7 TRIPS stands for trade-related aspects of intellectual property rights, a multilateral agreement negotiated in the Uruguay Round of GATT/WTO.
8 Venezuela signed as a full member of MERCOSUR on 4th July 2006. Brazil and Paraguay parliamentary ratifications are still pending. Bolivia has declared its intention to join MERCOSUR at the XXXI Summit of Chief of State and Government of MERCOSUR in 2006 and a MERCOSUR commission was established in January 2007 to study mechanism for its integration to the pact. Correa, President of Ecuador, has approached MERCOSUR to join the pact as full member since elected in November 2006 (Clarin 28.11.06).
9 The rapprochement first took place in 2002 with President Jorge Batlle's visit to President Bush with the purpose of increasing trade relationships, investments, as well as financial assistance to tackle the economic crisis affecting Uruguay in those days.
10 Currently Uruguay is trading with the US 7,3% of its exports through the General Preferences System (GPS) unilaterally granted by the US (JCTI 2006).
11 In recent declarations to the Congress, the US Trade Representative, Susan Schwab, begged for approval of Colombia and Panama's FTAs to be speed up for 'geopolitical reasons' as these countries were 'neighbours of Venezuela' (MercoPress, 14.02.07). Further, The Heritage Foundation, an influential Republican think tank, advised that US should negotiate a 'pact with Uruguay' to 'deter Venezuelan President Chavez from destabilising adventures in Latin America' (Johnson 2006). Chavez represents a dangerous adversary and is enhancing the 'axis of evil' with its visits to Moscow and Beijing (Roett, 2006).
12 Democrats have persistently resisted the signing of FTAs because they tend to'race to the bottom' labor and environmental standards which in turn lower the general standard of living in both the U.S. and third countries (IPS 2.2.07).

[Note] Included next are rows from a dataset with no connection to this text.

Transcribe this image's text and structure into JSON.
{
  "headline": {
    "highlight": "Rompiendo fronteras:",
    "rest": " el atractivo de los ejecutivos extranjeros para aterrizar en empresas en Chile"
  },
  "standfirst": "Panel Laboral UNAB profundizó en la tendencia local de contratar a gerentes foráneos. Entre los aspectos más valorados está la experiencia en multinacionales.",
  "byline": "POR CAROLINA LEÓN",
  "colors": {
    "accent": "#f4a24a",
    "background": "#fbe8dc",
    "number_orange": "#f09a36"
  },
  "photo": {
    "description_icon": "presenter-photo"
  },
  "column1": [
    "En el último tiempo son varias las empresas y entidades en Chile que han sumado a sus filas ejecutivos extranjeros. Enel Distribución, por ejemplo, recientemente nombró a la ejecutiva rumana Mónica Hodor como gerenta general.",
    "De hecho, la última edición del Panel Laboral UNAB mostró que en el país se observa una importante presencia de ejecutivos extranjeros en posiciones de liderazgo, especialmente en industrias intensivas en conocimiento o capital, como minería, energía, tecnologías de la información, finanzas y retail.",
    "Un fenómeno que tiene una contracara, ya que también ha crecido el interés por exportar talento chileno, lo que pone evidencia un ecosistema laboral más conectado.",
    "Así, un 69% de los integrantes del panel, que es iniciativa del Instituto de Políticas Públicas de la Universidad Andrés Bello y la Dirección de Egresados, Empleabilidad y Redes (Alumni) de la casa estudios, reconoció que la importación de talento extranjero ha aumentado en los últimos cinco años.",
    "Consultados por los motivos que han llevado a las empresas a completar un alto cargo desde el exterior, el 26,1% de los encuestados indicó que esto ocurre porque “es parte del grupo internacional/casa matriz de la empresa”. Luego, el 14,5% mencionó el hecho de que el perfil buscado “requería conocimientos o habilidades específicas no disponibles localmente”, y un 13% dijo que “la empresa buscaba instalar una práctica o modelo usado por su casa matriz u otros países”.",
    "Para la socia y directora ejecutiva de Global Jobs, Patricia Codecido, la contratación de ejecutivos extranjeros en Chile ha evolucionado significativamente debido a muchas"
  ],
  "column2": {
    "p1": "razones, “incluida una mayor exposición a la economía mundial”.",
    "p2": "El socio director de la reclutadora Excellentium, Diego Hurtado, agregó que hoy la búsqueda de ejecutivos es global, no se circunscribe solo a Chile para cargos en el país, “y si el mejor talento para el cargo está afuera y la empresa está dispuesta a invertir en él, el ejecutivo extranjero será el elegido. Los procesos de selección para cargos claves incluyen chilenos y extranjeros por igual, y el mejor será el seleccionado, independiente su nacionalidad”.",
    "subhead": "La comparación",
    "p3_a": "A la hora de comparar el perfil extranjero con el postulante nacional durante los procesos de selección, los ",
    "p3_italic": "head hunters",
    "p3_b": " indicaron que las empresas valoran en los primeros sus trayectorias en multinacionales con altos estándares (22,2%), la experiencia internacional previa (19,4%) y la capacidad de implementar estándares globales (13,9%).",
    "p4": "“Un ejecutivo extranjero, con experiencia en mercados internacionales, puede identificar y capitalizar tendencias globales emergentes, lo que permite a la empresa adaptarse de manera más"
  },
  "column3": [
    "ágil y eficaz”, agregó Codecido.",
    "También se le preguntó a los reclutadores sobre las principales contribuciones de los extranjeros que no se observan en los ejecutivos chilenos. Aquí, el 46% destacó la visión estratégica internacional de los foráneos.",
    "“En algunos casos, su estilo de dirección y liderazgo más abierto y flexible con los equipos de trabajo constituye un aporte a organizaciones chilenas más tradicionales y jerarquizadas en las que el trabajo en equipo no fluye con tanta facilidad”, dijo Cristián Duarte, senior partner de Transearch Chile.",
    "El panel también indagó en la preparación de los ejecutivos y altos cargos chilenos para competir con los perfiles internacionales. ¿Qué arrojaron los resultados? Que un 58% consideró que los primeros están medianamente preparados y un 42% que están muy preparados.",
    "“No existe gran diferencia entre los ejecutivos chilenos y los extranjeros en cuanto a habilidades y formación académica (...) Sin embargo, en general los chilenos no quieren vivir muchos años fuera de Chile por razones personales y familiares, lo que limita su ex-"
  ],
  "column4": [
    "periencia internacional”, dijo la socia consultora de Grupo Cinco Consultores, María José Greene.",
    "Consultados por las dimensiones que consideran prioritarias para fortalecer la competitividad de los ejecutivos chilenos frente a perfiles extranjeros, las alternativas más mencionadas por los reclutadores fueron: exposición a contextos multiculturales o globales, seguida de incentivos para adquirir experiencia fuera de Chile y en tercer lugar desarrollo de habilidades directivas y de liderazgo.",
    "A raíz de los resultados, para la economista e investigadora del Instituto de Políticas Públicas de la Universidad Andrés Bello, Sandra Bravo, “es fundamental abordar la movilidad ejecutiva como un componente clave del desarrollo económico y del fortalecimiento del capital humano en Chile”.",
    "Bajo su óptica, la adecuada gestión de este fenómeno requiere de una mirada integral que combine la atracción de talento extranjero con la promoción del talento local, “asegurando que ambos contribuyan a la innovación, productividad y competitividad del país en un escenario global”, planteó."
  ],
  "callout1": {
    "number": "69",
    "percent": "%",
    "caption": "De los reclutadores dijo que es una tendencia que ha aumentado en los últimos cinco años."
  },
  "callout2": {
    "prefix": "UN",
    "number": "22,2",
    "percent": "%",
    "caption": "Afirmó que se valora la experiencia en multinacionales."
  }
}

13 The bilateral FTA signed between Colombia and the US on November 22nd 2006 has not yet been ratified despite Colombia lobby efforts in US Congress.
14 It is likely that the EU will resent any further delay in the consolidation of the custom's union. The EU has been emphasising the need to negotiate a strategic interregional association with MERCOSUR as a whole (electronic communication with Ignacio Bartesaghi).
15 Ignacio Bartesaghi works in the Department of Economic Studies of the Chamber of Industry of Uruguay. He was one of the co-authors of the report produced by the Chamber to assess the feasibility of a bilateral FTA between Uruguay and the US. His answers to my questionnaire are the product of his personal reflections and do not necessarily reflect the view of the Chamber.
16 Although an assessment of the cost of leaving MERCOSUR is beyond the scope of this essay, at first it can be argued that these might well be 'increased commercial disputes, marginalisation of the regional energy and infrastructure projects, and the inability to take part in any new or more concrete "relaunching" of MERCOSUR' (Papa in BRECHA 12.5.06, my translation).
17 Gargano's position was backed by the Communist and Socialist parties as well as sectors of the left without parliamentary representation (Brecha, 5.5.2006).
18 Among them Jorge Lepra, Ministry of Industry who had a leading role in bilateral dialogue between Uruguay and US as well as Gonzalo Fernández, secretary of the Presidency, and main Uruguayan TIFA negotiator.
19 Astori s position was supported by the vice-president, the Minister of Industry, the Minister of Tourism and Senator Rafael Michelini (Brecha, 5.5.2006).
20 US was expecting Uruguay to negotiate a FTA on the same terms and conditions to the one signed between US and Peru. This implied that the signature of a FTA had to be performed before July 31st, 2007, when the TPA was due.